Period is the one thing most menstruators can count on to show up without fail each month. If it doesn’t then there might be cause for worry. Every menstruator has her own cycle and its regularity changes as she gets older. Keeping track of your period is important to understand any underlying issues that might be contributing to irregular bleeding or heavy periods.
Some of the changes you experience with age are bound to affect your period in some way or another, so it’s always good to be aware of what they could be and how to manage them accordingly. Here are five changes you may experience with age that will have an impact on your periods.
Most women experience some amount of weight gain throughout their lives, but as you get older, this can affect your menstruation cycle more drastically. A higher body mass index (BMI) (a measure of your body fat based on your height and weight) is associated with an increased risk of endometrial cancer.
However, there is also evidence to suggest that higher BMI can affect the activity of the hypothalamus-pituitary-ovarian (HPO) axis. This axis is responsible for the secretion of follicle-stimulating hormones that regulate ovulation.
As you get older, your body starts producing higher levels of the stress hormone cortisol. This can permanently change the way your periods flow—sometimes causing mild to severe cramping, heavy bleeding, or even both. This is normal and usually subsides after your stress hormones have worn off.
However, if you experience these symptoms consistently and for prolonged periods, you should see your doctor. Stress hormones can also affect the quality of your period blood. High cortisol levels may cause your blood to become more sticky, so it can’t flow through your veins as easily.
Fewer Ovulation Days
If you are not regularly ovulating each month, it’s more likely you will not get pregnant each month.

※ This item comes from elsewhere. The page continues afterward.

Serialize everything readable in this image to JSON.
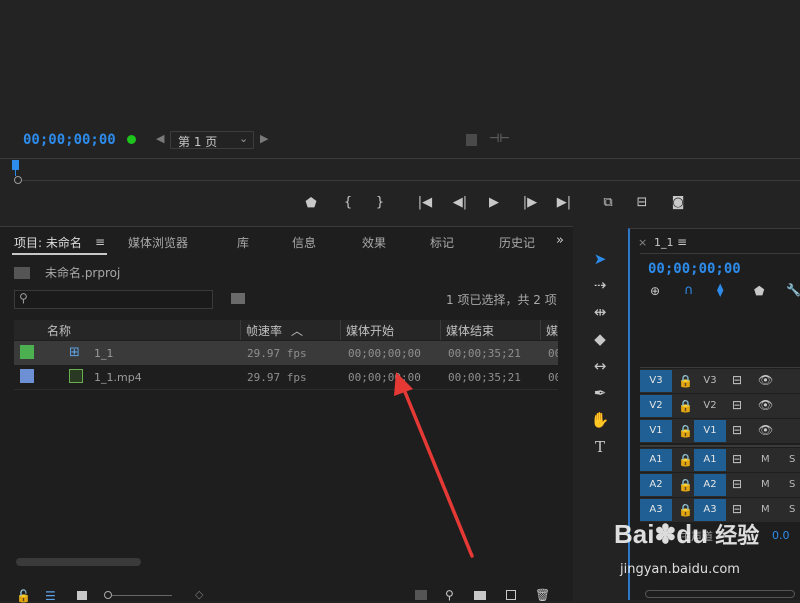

As you get older, the amount of time it takes for your ovaries to start preparing for ovulation decreases. This can also affect your periods if you regularly miss them.
Ovarian reserve refers to the number of eggs a woman has stored in her ovaries. Women with a higher ovarian reserve are more likely to experience delayed periods.
Decreased Sensitivity To Fertilisation Indices
Sperm swimming through your uterine fluid are looking for fertilisation points—the area at the end of the cervix where they can attach to an egg and create a baby. Your cervix is the part of your uterus where the egg and sperm meet and fertilisation occurs.
As you get older, it becomes less likely that this will happen. This means your ovaries will keep producing eggs, but they’re less likely to be good enough to be fertilised. Sensitivity to fertilisation indices—measures of how well the sperm and cervical mucus are compatible—decreases as you get older.
Shorter Luteal Phase
A luteal phase is the time between ovulation and your next period. At the end of this phase, your ovary releases progesterone, which thickens the uterine wall and prepares your uterus for a possible pregnancy.
A shortened luteal phase could mean there’s too much blood in your uterine wall at the end of your cycle, causing an abnormal cramping period. As you get older, you may experience changes in your period, like having a shorter luteal phase. It’s important to be aware of these changes and be sure to contact your doctor if they cause you significant pain or irregular bleeding.